Premature ejaculation treatments

How to control premature ejaculation

 

 

 

 

 

 

 

Dapoxetine Trials - How effective is Dapoxetine?

 

Dapoxetine - Does it work?

Dapoxetine (now known as Priligy) has been in development for a number of years, and has undergone Phase III trials in order to get approved for sale in the US and abroad. Some of the results of these Dapoxetine trials are listed below:

dapoxetine clinical trials

The multinational phase III clinical trial enrolled over one thousand men and their female partners from 22 countries (including 16 European countries, Israel, South Africa, Canada, Mexico, Brazil and Argentina) to measure improvement of sexual functioning while taking 30mg or 60mg of Dapoxetine (taken 1 to 3 hours prior to intercourse) versus placebo. Previously reported data showed significant improvements in men with PE treated with Dapoxetine 30mg and 60mg across all measures of PE versus placebo.

 

The data presented from female partners reinforced the beneficial impact of Dapoxetine treatment, demonstrating significant improvement in all four pre-defined endpoints for partners of men treated with dapoxetine 30mg or 60mg versus placebo over a 25-week period. The four areas (pre-defined endpoints) measured in these Dapoxetine trials are:

 

* Perception of the Man's control over ejaculation: At baseline, fewer than 5% of women reported that their perception of their partner's control was "good" or "very good". This percentage increased to 24.7% and 32.4% with dapoxetine 30mg and 60mg respectively (vs 14.5% with placebo; p<0.001).

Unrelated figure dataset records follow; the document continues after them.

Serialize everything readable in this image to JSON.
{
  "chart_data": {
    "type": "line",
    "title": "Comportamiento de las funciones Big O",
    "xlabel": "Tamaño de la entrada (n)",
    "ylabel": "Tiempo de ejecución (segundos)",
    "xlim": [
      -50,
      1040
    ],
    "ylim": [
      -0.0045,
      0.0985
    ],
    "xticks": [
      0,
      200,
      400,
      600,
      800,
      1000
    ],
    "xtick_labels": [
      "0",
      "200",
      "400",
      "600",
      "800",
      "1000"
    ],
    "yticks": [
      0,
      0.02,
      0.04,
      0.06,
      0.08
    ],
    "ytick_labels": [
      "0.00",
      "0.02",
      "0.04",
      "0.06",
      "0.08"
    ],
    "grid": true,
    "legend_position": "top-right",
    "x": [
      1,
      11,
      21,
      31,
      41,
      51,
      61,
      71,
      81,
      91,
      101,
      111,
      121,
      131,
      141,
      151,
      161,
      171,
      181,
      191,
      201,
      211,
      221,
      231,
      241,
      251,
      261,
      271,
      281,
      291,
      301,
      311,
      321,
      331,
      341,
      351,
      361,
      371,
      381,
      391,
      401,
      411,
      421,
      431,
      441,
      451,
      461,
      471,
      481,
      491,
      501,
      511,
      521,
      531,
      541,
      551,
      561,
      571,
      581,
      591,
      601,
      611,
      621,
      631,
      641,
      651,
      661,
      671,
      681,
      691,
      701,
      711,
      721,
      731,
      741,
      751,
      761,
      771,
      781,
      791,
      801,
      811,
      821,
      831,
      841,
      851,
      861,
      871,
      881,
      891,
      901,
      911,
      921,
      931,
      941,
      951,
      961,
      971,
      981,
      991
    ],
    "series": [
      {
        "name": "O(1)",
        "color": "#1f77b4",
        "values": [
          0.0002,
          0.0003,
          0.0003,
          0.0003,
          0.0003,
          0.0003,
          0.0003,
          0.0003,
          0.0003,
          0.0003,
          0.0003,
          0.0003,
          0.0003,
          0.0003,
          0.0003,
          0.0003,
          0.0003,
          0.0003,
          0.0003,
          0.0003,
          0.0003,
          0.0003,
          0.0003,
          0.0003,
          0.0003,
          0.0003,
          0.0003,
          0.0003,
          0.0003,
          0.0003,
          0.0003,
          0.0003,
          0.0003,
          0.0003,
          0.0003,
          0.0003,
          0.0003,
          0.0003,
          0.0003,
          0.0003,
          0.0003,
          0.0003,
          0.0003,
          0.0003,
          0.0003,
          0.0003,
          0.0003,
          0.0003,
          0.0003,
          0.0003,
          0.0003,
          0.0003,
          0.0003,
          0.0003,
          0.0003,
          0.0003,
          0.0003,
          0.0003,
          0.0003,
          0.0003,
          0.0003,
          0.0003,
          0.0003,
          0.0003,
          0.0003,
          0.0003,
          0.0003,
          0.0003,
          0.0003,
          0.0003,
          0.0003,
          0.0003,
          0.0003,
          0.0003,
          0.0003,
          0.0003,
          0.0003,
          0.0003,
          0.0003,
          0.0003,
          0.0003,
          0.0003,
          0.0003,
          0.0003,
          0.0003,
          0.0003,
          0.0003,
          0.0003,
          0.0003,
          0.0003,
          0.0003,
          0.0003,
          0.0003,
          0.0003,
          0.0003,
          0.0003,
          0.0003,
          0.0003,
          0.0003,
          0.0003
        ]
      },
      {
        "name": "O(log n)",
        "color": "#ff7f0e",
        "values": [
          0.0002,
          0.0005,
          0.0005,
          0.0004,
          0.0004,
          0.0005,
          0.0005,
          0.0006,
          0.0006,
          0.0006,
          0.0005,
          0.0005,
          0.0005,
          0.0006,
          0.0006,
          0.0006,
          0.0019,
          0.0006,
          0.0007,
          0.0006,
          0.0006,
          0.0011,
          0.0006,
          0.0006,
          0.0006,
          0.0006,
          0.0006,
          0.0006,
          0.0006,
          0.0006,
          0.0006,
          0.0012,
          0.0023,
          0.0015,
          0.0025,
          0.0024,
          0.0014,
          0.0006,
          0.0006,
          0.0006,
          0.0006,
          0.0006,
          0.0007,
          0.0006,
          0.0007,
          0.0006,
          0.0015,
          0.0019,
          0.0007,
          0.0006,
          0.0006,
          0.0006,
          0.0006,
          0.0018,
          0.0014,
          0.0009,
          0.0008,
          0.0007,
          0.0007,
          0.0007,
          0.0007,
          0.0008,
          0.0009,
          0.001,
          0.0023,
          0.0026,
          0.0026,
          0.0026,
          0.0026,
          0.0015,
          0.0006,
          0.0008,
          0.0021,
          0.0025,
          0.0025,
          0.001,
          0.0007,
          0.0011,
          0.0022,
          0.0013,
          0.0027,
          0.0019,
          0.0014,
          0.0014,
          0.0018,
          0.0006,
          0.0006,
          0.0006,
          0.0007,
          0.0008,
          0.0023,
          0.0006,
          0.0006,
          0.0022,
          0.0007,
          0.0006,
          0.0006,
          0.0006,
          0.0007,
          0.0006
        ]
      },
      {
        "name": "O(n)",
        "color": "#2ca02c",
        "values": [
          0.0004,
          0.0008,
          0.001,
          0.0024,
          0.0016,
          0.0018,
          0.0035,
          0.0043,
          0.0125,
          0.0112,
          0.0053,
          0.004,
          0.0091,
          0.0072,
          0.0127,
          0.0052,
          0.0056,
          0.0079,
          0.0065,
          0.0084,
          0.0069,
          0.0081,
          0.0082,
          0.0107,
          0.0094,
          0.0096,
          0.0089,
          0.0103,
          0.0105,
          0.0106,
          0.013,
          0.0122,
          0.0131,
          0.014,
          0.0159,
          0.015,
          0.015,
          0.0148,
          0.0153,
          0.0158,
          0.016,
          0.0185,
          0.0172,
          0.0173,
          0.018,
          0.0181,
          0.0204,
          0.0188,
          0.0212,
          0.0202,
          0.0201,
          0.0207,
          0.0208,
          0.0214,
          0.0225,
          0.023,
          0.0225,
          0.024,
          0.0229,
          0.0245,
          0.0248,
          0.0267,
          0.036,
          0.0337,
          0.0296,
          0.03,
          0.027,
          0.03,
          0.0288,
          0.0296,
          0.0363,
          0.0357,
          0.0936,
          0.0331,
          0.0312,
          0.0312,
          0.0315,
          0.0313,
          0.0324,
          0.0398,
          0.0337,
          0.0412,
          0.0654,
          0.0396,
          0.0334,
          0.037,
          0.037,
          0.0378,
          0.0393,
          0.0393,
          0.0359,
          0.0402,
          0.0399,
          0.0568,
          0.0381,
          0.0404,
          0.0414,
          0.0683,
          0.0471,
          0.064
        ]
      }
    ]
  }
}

* (Female) distress at timing of partner's ejaculation: More than 42% of women reported that they were "quite a bit" or "extremely" distressed by the timing of their partner's ejaculation at baseline. This decreased to 22.3% and 18.3% with dapoxetine 30mg and 60mg respectively (vs 29.5% with placebo; p<0.001).

* (Female) satisfaction with intercourse: At baseline, fewer than 15% of women reported "good" or "very good" satisfaction with sexual intercourse. This increased to 33.6% and 39.1% with dapoxetine 30mg and 60mg respectively (vs 19.4% with placebo, p<0.01).

* Interpersonal difficulty associated with partner's ejaculation: At baseline, 27.2%, 18.9% and 22.0% of women in the placebo, dapoxetine 30mg and 60mg groups respectively, reported "quite a bit" or "extremely" for the level of interpersonal difficulty associated with their partner's ejaculation. This decreased to 21.2%, 12.5% and 10.7% in the placebo, dapoxetine 30mg and 60mg groups respectively.


 

Dapoxetine - What the trial results mean.

Importantly, these findings confirm results from a separate study investigating how premature ejaculation affects female partners, which confirmed the significant impact in terms of lower perceived control over ejaculation, lower satisfaction with sexual intercourse, higher ejaculation-related personal distress and/or interpersonal difficulty in the relationship when compared with female partners of men without PE.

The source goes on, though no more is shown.